В «Эли» Анри также впервые увидел Ла Гулю, с которой часто танцевал Рашу, выделывая замысловатые па и отчаянно импровизируя. Это была светловолосая восемнадцатилетняя прачка, широколицая и коренастая. Она укладывала белокурые волосы в высокий шиньон, торчащий на макушке наподобие поднятого большого пальца. Ее речь состояла по большей части из взрывов смеха и непристойных замечаний вперемежку с грубыми словечками жаргона, который был в ходу у коренных обитателей Монмартра. Однако в танцах Ла Гулю не было равных. Она славилась потрясающим чувством ритма и фривольностью движений, отличающими ее от других исполнительниц канкана. Анри находил Ла Гулю очаровательной, для него она была наглядным примером прачки Монмартра, которая после десяти часов тяжелейшей работы, когда целый день приходится надрываться над чанами с грязным бельем, отдает кровавым трудом заработанные деньги, чтобы вечером прийти в «Эли», несколько часов порезвиться в обществе друзей и закончить вечер канканом – самым изнурительным танцем изо всех когда-либо придуманных людьми.

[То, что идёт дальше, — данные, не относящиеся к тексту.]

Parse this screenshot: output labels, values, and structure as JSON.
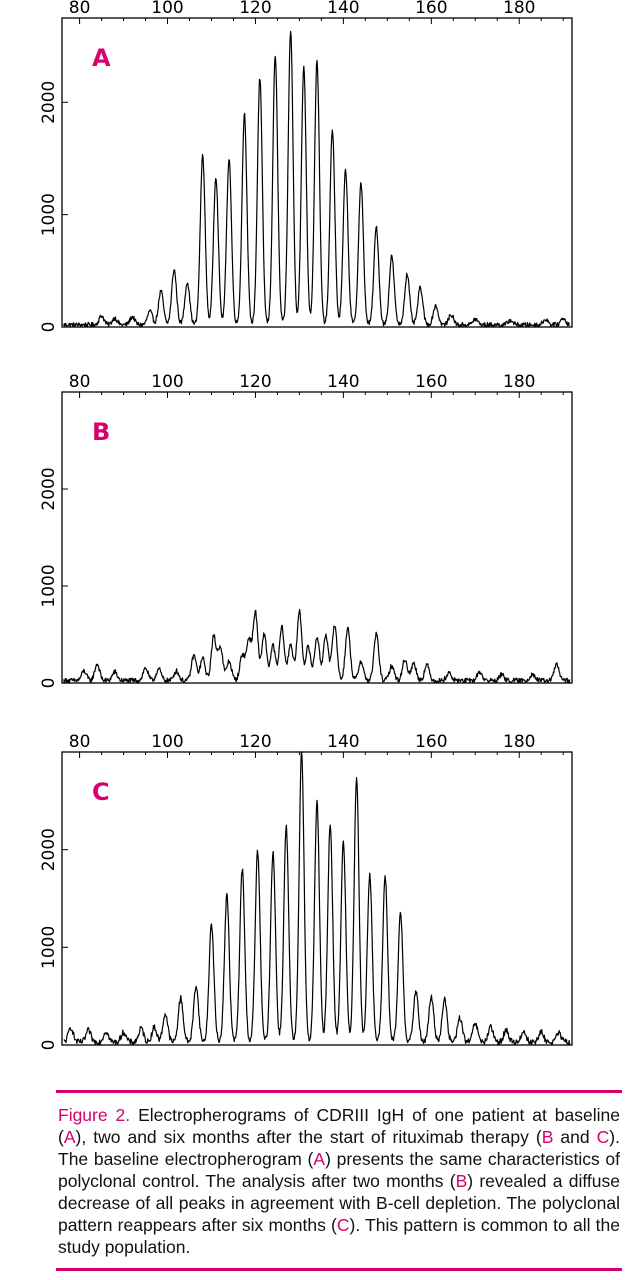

В перерывах между танцами друзья Анри возвращались за стол. Утирая пот с разгоряченных лиц, они раскуривали трубки, залпом осушали стаканы с глинтвейном, болтали, флиртовали, целовали партнерш, которые, кокетливо хихикая и слабо протестуя, делали вид, что хотят освободиться из объятий. Колени прижимались к коленям, руки шарили под столом. То и дело слышался приглушенный шепот: «Нет, не надо, дорогой. Не здесь…» При первых же тактах музыки они выпархивали из-за стола и мгновенно растворялись в толпе танцующих.